Anatomy of a Gulliver fit

Dramatis Personae

• module: a Gulliver-using IceTray module; usually one of:

  • I3SimpleFitter

  • I3IterativeFitter

  • I3ParaboloidFitter

• seed service: object of a class deriving from I3SeedServiceBase

• parametrization service: object of a class deriving from I3ParametrizationBase

• likelihood service: object of a class deriving from I3EventLogLikelihoodBase

• minimizer service: object of a class deriving from I3MinimizerBase

• gulliver: object of type I3Gulliver (derives from I3GulliverBase); data member of module

Act I: Configuration

1. tray configuration

2. service instantiation and configuration

• By services we mean:

  • seed service

  • parametrization service

  • likelihood service

  • minimizer service

• Services can be created in the traditional way with a service factory added to the tray.

• Services can be also created as independent python objects, to be passed directly as argument to the corresponding service configuration parameter in the Gulliver module(s).

3. Module instantiation and configuration: an I3Gulliver object is created and linked with 3 services from the context:

• likelihood service

• parametrization service

• minimizer service

Note

The seed service is not fed to gulliver, it stays separate.

Act II: Getting Ready For The Fit

0. The likelihood service is told to run SetGeometry on the G-Frame

1. module arrives at the P-Frame.

2. module gives event data (P-frame) to the seed service via SetEvent(frame) and asks the seed service how many seeds are available.

3. module starts loop over all available seeds.

4. module provides seed (I3EventHypothesis) and physics frame to gulliver.

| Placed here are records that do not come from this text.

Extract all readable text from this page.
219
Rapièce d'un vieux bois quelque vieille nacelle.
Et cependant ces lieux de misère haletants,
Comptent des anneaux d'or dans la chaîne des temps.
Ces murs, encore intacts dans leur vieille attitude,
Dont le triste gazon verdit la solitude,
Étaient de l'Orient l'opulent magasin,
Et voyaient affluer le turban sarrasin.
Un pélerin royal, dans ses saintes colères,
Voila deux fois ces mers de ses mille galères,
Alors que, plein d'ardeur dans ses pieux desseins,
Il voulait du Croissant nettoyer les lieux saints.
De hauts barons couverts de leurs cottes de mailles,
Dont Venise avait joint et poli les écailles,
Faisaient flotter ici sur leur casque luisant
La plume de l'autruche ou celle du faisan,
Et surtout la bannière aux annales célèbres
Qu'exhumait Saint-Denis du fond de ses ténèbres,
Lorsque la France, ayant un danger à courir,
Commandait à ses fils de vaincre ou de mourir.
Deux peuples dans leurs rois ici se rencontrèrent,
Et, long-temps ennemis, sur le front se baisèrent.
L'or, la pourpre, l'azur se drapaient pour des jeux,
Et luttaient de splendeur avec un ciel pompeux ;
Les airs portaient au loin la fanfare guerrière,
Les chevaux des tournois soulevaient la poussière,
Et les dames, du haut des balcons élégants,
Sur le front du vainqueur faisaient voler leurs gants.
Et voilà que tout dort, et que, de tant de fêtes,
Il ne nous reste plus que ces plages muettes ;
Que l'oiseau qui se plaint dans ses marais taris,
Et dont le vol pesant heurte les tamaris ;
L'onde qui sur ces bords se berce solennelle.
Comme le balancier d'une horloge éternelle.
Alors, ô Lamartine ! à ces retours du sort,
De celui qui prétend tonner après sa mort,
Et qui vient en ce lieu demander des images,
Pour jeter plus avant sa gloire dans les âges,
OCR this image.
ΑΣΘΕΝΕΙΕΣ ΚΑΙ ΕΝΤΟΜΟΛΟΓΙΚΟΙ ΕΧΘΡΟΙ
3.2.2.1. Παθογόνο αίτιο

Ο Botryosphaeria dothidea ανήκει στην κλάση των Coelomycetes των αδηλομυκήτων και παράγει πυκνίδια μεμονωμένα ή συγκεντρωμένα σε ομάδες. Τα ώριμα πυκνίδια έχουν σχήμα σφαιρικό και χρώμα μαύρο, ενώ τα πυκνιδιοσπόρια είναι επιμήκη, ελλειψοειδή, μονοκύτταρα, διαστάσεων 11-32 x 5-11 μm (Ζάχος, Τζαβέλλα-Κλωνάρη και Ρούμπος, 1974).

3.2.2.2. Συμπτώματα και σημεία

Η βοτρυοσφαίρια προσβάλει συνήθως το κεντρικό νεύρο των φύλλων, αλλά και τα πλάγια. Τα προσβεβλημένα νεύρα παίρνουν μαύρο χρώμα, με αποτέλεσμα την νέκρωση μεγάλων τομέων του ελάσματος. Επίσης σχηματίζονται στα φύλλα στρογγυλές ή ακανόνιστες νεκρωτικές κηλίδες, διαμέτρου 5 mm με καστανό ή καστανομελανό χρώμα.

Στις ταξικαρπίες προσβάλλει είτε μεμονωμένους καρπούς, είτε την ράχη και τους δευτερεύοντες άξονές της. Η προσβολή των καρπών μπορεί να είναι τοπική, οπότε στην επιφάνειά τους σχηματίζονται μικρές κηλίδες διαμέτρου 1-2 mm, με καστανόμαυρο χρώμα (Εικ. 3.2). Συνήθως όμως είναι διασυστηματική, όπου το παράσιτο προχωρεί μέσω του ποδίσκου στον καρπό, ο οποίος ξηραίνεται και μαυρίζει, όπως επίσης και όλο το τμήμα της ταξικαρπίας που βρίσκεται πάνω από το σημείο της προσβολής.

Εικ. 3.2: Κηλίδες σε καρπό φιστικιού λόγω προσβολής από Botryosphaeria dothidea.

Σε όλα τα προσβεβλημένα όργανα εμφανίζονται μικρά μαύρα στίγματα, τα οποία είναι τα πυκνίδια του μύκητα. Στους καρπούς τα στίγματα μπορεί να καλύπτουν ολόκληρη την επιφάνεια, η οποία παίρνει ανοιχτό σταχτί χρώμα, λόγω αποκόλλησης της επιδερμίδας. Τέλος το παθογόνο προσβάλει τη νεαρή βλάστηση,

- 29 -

5. gulliver gives event data (P-frame) to likelihood; gets the multiplicity \(N_{\rm mult}\).

6. gulliver gives event data (P-frame) to parametrization; gets number of free parameters \(N_{\rm par}\).

7. gulliver computes number of degrees of freedom \({\rm NDF} = N_{\rm mult} - N_{\rm par}\).

8. \({\rm NDF} \leq 0\): gulliver decides that the fit FAILs.

9. Check if minimizer wants to use gradient:

   • likelihood service should be able to deliver gradients.

   • parametrization service should be able to compute chain rules.

   Note

   Minimizer parameters are not necessarily the same as the physics variables; e.g. \(\log(E)\) instead of \(E\), or Cartesian direction parametrization instead of polar.

10. gulliver gives the seed hypothesis to the parametrization service; this updates the current event hypothesis.

11. parametrization service returns parameter initialization specifications for the fitting parameters:

    • Initial values of free parameters

    • Step sizes of free parameters

    • Bounds, if any (0 for both bounds is unbounded)

12. gulliver passes the specifications to the minimizer.

13. Minimization begins and iterates over the following for each step:

    1. The minimizer uses the specifications to generate a set of parameter values.

    2. The minimizer asks gulliver for the function value \(-\log(\mathcal{L})\) corresponding to these parameter values.

    3. gulliver gives the parameter values to the parametrization service.

    4. parametrization service updates the current event hypothesis using the new parameter values.

    5. gulliver passes the current event hypothesis to the likelihood service.

    6. likelihood service computes \(+\log(\mathcal{L})\).

    7. gulliver returns \(-\log(\mathcal{L})\) to the minimizer.

    8. If the minimizer wants to use gradients:

       • gulliver asks likelihood service to compute gradient.

       • gulliver asks parametrization service to apply chain rule.

       • gulliver returns also the parameter gradient to the minimizer.

    9. The minimizer uses function values (and gradient) to either:

       • Generate a new set of parameter values.

       • Decide that no minimum can be found (FAIL).

       • Decide that it has found a minimum (SUCCESS).

14. The minimizer returns a I3MinimizerResult object with

    • A boolean that indicates convergence.

    • The parameter values of the best fit.

    • A pointer to an algorithm-specific object with diagnostics.

15. gulliver passes the best fit parameter values to the parametrization service.

16. parametrization service updates the current event hypothesis.

17. gulliver gives the current event hypothesis to the likelihood service; this is the best fit event hypothesis.

18. likelihood service computes the best likelihood.

19. gulliver returns to module:

    • Convergence (boolean)

    • logl = best likelihood

    • rlogl = logl/ndof = reduced likelihood

    • nmini = number of likelihood values computed for the minimizer

    • ndof = \({\rm NDF}\); useful for failed fits, otherwise redundant.

    • Best fit event hypothesis

    • Minimizer-specific diagnostics, if any

    • Likelihood-specific diagnostics, if any

    • Parametrization-specific diagnostics, if any

20. module may or may not repeat all steps for other seeds.

21. module derive other quantities from the gulliver fit results.

22. module stores some or all of the results in the frame.